QUAND L’ OPPOSITION BURUNDAISE SEDUIT PLUS QUE LE POUVOIR

Par Gratien Rukindikiza

 Burundi news, le 25 mars 2006

Le Burundi n’avait pas connu l’opposition après 1965. Depuis les élections démocratiques de 1993, les partis politiques ont été associés au pouvoir par le biais de quelques ministres, juste pour calmer les esprits chauds. Un enfant bien éduqué ne parle pas la bouche pleine. Les politiciens burundais ne critiquaient pas le pouvoir du seul fait qu’ils étaient eux aussi invités à manger le peu qu’il y avait. Le peuple, seul détenteur du pouvoir, était devenu le dindon de la farce. La corruption, la misère et l’absence de soins de santé pouvaient continuer et les dirigeants ne s’empêchaient pas de remplir leurs poches. A la manière de l’ancien Président Ivoirien Houphouët Boigny qui demandait à son hôte angolais de quel peuple il parlait chaque fois. Il lui disait que le peuple n’existe pas. Les politiciens Burundais ont appris la leçon. Le peuple existe pour aller aux urnes et il disparaît jusqu’aux prochaines élections.

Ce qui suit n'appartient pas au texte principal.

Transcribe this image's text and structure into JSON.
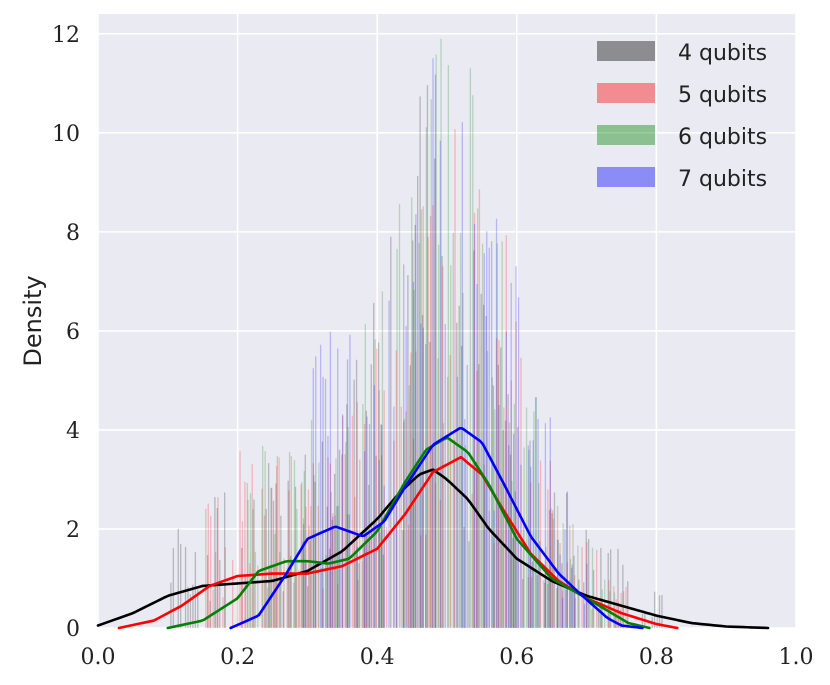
{
  "chart_data": {
    "type": "histogram-kde",
    "title": "",
    "xlabel": "",
    "ylabel": "Density",
    "xlim": [
      0.0,
      1.0
    ],
    "ylim": [
      0,
      12.4
    ],
    "xticks": [
      0.0,
      0.2,
      0.4,
      0.6,
      0.8,
      1.0
    ],
    "xtick_labels": [
      "0.0",
      "0.2",
      "0.4",
      "0.6",
      "0.8",
      "1.0"
    ],
    "yticks": [
      0,
      2,
      4,
      6,
      8,
      10,
      12
    ],
    "ytick_labels": [
      "0",
      "2",
      "4",
      "6",
      "8",
      "10",
      "12"
    ],
    "grid": true,
    "background": "#eaeaf2",
    "legend_position": "top-right",
    "series": [
      {
        "name": "4 qubits",
        "color": "#000000",
        "fill_opacity": 0.4,
        "range": [
          0.1,
          0.81
        ],
        "bin_width": 0.0035,
        "kde": {
          "x": [
            0.0,
            0.05,
            0.1,
            0.15,
            0.2,
            0.25,
            0.3,
            0.35,
            0.4,
            0.43,
            0.46,
            0.48,
            0.5,
            0.53,
            0.56,
            0.6,
            0.65,
            0.7,
            0.75,
            0.8,
            0.85,
            0.9,
            0.96
          ],
          "y": [
            0.05,
            0.3,
            0.65,
            0.85,
            0.9,
            0.95,
            1.15,
            1.55,
            2.2,
            2.7,
            3.1,
            3.2,
            3.0,
            2.6,
            2.0,
            1.4,
            0.95,
            0.65,
            0.45,
            0.25,
            0.1,
            0.03,
            0.0
          ]
        }
      },
      {
        "name": "5 qubits",
        "color": "#ff0000",
        "fill_opacity": 0.4,
        "range": [
          0.15,
          0.76
        ],
        "bin_width": 0.0035,
        "kde": {
          "x": [
            0.03,
            0.08,
            0.12,
            0.16,
            0.2,
            0.25,
            0.3,
            0.35,
            0.4,
            0.44,
            0.48,
            0.52,
            0.55,
            0.58,
            0.62,
            0.66,
            0.7,
            0.75,
            0.8,
            0.83
          ],
          "y": [
            0.0,
            0.15,
            0.45,
            0.85,
            1.05,
            1.1,
            1.1,
            1.25,
            1.6,
            2.3,
            3.15,
            3.45,
            3.1,
            2.4,
            1.5,
            0.95,
            0.6,
            0.3,
            0.08,
            0.0
          ]
        }
      },
      {
        "name": "6 qubits",
        "color": "#008000",
        "fill_opacity": 0.4,
        "range": [
          0.2,
          0.74
        ],
        "bin_width": 0.0035,
        "kde": {
          "x": [
            0.1,
            0.15,
            0.2,
            0.23,
            0.27,
            0.3,
            0.33,
            0.36,
            0.4,
            0.44,
            0.47,
            0.5,
            0.53,
            0.56,
            0.6,
            0.65,
            0.7,
            0.73,
            0.76,
            0.79
          ],
          "y": [
            0.0,
            0.15,
            0.6,
            1.15,
            1.35,
            1.35,
            1.3,
            1.4,
            1.95,
            2.95,
            3.6,
            3.85,
            3.55,
            2.9,
            1.8,
            1.0,
            0.6,
            0.35,
            0.1,
            0.0
          ]
        }
      },
      {
        "name": "7 qubits",
        "color": "#0000ff",
        "fill_opacity": 0.4,
        "range": [
          0.29,
          0.7
        ],
        "bin_width": 0.0035,
        "kde": {
          "x": [
            0.19,
            0.23,
            0.27,
            0.3,
            0.34,
            0.38,
            0.41,
            0.44,
            0.48,
            0.52,
            0.55,
            0.58,
            0.62,
            0.66,
            0.69,
            0.71,
            0.73,
            0.75,
            0.78
          ],
          "y": [
            0.0,
            0.25,
            1.1,
            1.8,
            2.05,
            1.85,
            2.15,
            2.85,
            3.7,
            4.05,
            3.75,
            2.95,
            1.85,
            1.1,
            0.7,
            0.45,
            0.2,
            0.05,
            0.0
          ]
        }
      }
    ]
  }
}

Depuis l’arrivée du CNDD-FDD au pouvoir, plusieurs partis politiques n’ont pas été associés au gouvernement. Certains sont en voie de disparition faute de ministre pour caser certains militants et rendre de petits services logistiques et administratifs. Parmi ceux qui ne sont pas au pouvoir, l’opposition du CNDD de Nyangoma semble adopter une offensive. Elle ne manque pas de la matière. Le Parena de Bagaza ne joue pas son rôle d’opposant. Il est dans une position de spectateur. Les anciens grands partis Frodebu et Uprona sont représentés au gouvernement ainsi que quelques autres partis.

Le Frodebu vient de tenir une réunion de son comité directeur ce samedi 25 mars 2006. Après avoir hésité, il vient de se résoudre à entrer dans l’opposition. Il a sorti un communiqué précisant qu’il a décidé de sortir du gouvernement pour entrer dans l’opposition. Il s’est rendu compte qu’il est entrain de mourir politiquement à force de ne pas se reconnaître associé   au gouvernement et de ne pas se décider à entrer dans l’opposition.

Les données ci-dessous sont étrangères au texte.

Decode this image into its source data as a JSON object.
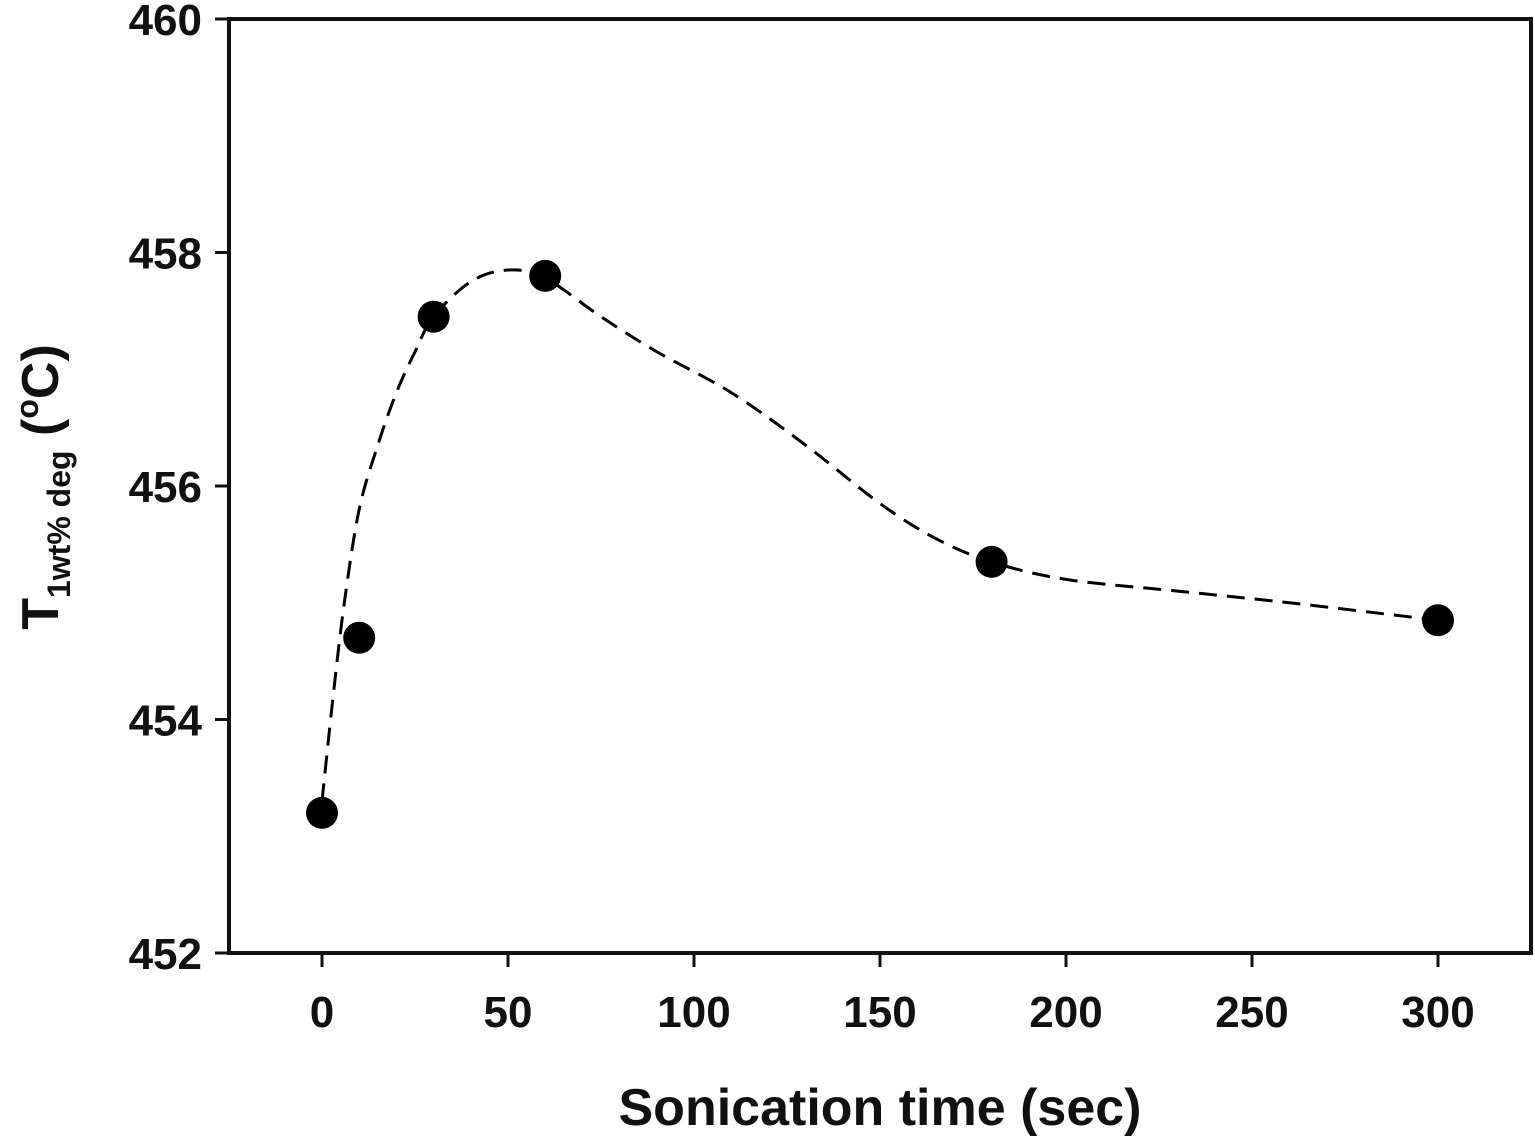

La grande question qui se pose est de savoir si les ministres membres du Frodebu vont accepter de sortir du gouvernement. Il y aura sans aucun doute certains qui préféreront changer de casquette pour garder les ministères.

Le Frodebu entre dans un terrain occupé par Nyangoma. Il a eu la tâche facile en raison des erreurs du nouveau pouvoir et il assume convenablement le rôle d'opposant. Le Frodebu ne pourra pas faire une alliance avec Nyangoma et ce premier n’aura pas la tâche facile car Nyangoma a déjà rodé son système de communication appuyé par certains médias et sites internet. Les tiraillements internes du Frodebu le fragilisent alors que le CNDD de Nyangoma a un seul leader incontesté en interne.

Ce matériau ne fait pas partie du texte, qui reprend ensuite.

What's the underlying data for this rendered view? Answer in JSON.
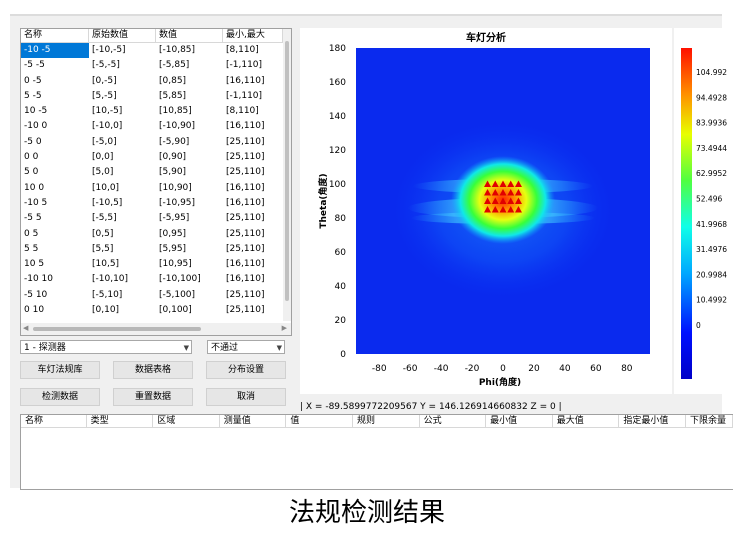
{
  "table": {
    "headers": [
      "名称",
      "原始数值",
      "数值",
      "最小,最大"
    ],
    "rows": [
      [
        "-10 -5",
        "[-10,-5]",
        "[-10,85]",
        "[8,110]"
      ],
      [
        "-5 -5",
        "[-5,-5]",
        "[-5,85]",
        "[-1,110]"
      ],
      [
        "0 -5",
        "[0,-5]",
        "[0,85]",
        "[16,110]"
      ],
      [
        "5 -5",
        "[5,-5]",
        "[5,85]",
        "[-1,110]"
      ],
      [
        "10 -5",
        "[10,-5]",
        "[10,85]",
        "[8,110]"
      ],
      [
        "-10 0",
        "[-10,0]",
        "[-10,90]",
        "[16,110]"
      ],
      [
        "-5 0",
        "[-5,0]",
        "[-5,90]",
        "[25,110]"
      ],
      [
        "0 0",
        "[0,0]",
        "[0,90]",
        "[25,110]"
      ],
      [
        "5 0",
        "[5,0]",
        "[5,90]",
        "[25,110]"
      ],
      [
        "10 0",
        "[10,0]",
        "[10,90]",
        "[16,110]"
      ],
      [
        "-10 5",
        "[-10,5]",
        "[-10,95]",
        "[16,110]"
      ],
      [
        "-5 5",
        "[-5,5]",
        "[-5,95]",
        "[25,110]"
      ],
      [
        "0 5",
        "[0,5]",
        "[0,95]",
        "[25,110]"
      ],
      [
        "5 5",
        "[5,5]",
        "[5,95]",
        "[25,110]"
      ],
      [
        "10 5",
        "[10,5]",
        "[10,95]",
        "[16,110]"
      ],
      [
        "-10 10",
        "[-10,10]",
        "[-10,100]",
        "[16,110]"
      ],
      [
        "-5 10",
        "[-5,10]",
        "[-5,100]",
        "[25,110]"
      ],
      [
        "0 10",
        "[0,10]",
        "[0,100]",
        "[25,110]"
      ]
    ]
  },
  "controls": {
    "detector": "1 - 探测器",
    "result": "不通过",
    "buttons": [
      "车灯法规库",
      "数据表格",
      "分布设置",
      "检测数据",
      "重置数据",
      "取消"
    ]
  },
  "status_text": "| X = -89.5899772209567  Y = 146.126914660832  Z = 0 |",
  "results_headers": [
    "名称",
    "类型",
    "区域",
    "测量值",
    "值",
    "规则",
    "公式",
    "最小值",
    "最大值",
    "指定最小值",
    "下限余量"
  ],
  "caption": "法规检测结果",
  "chart_data": {
    "type": "heatmap",
    "title": "车灯分析",
    "xlabel": "Phi(角度)",
    "ylabel": "Theta(角度)",
    "xlim": [
      -95,
      95
    ],
    "ylim": [
      0,
      180
    ],
    "x_ticks": [
      -80,
      -60,
      -40,
      -20,
      0,
      20,
      40,
      60,
      80
    ],
    "y_ticks": [
      0,
      20,
      40,
      60,
      80,
      100,
      120,
      140,
      160,
      180
    ],
    "colorbar_ticks": [
      "104.992",
      "94.4928",
      "83.9936",
      "73.4944",
      "62.9952",
      "52.496",
      "41.9968",
      "31.4976",
      "20.9984",
      "10.4992",
      "0"
    ],
    "markers": {
      "symbol": "triangle",
      "color": "#e00000",
      "rows": [
        {
          "theta": 100,
          "phi": [
            -10,
            -5,
            0,
            5,
            10
          ]
        },
        {
          "theta": 95,
          "phi": [
            -10,
            -5,
            0,
            5,
            10
          ]
        },
        {
          "theta": 90,
          "phi": [
            -10,
            -5,
            0,
            5,
            10
          ]
        },
        {
          "theta": 85,
          "phi": [
            -10,
            -5,
            0,
            5,
            10
          ]
        }
      ]
    }
  }
}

Le Frodebu a commis une erreur politique en acceptant d’entrer au gouvernement. Il n’a pas pensé à miser sur le moyen terme car les élections se préparent à la fin des autres. L’erreur du Frodebu ne sera pas commise par le FNL de Rwasa, si on en croit aux affirmations  de Rwasa lui-même. Il ne compte pas négocier l’entrée au gouvernement.

L’entrée du Frodebu dans l’opposition ne doit pas être minimisée par le CNDD-FDD. Sa façon de gérer le pouvoir, les improvisations, les violations des droits de l’homme et la corruption seront les points déterminants pour gagner ou perdre les élections dans 4 ans et quelques mois. Le Frodebu a beaucoup de cadres et peut remonter la pente. Cette nouvelle donne devrait inciter le CNDD-FDD à être vigilant sur sa façon d’agir. Les cadres du parti devraient rompre avec les anciennes pratiques des partis uniques qui consistaient à dire au chef que tout allait bien même si la maison brûlait. Cette pratique a fait perdre l’ancien Président Buyoya en 1993.   Les meilleurs conseillers sont ceux qui disent au chef ce qui ne va pas. Ceux qui lui disent qu’il a toujours raison sont soit des peureux, soit des profiteurs, soit des lâches.

Toute démocratie a besoin d’une opposition solide et d’une presse indépendante. L’arrivée du Frodebu dans l’opposition risque d’animer la vie politique burundaise à moins que les divisions internes mobilisent la direction du parti plus que le rôle d’opposant.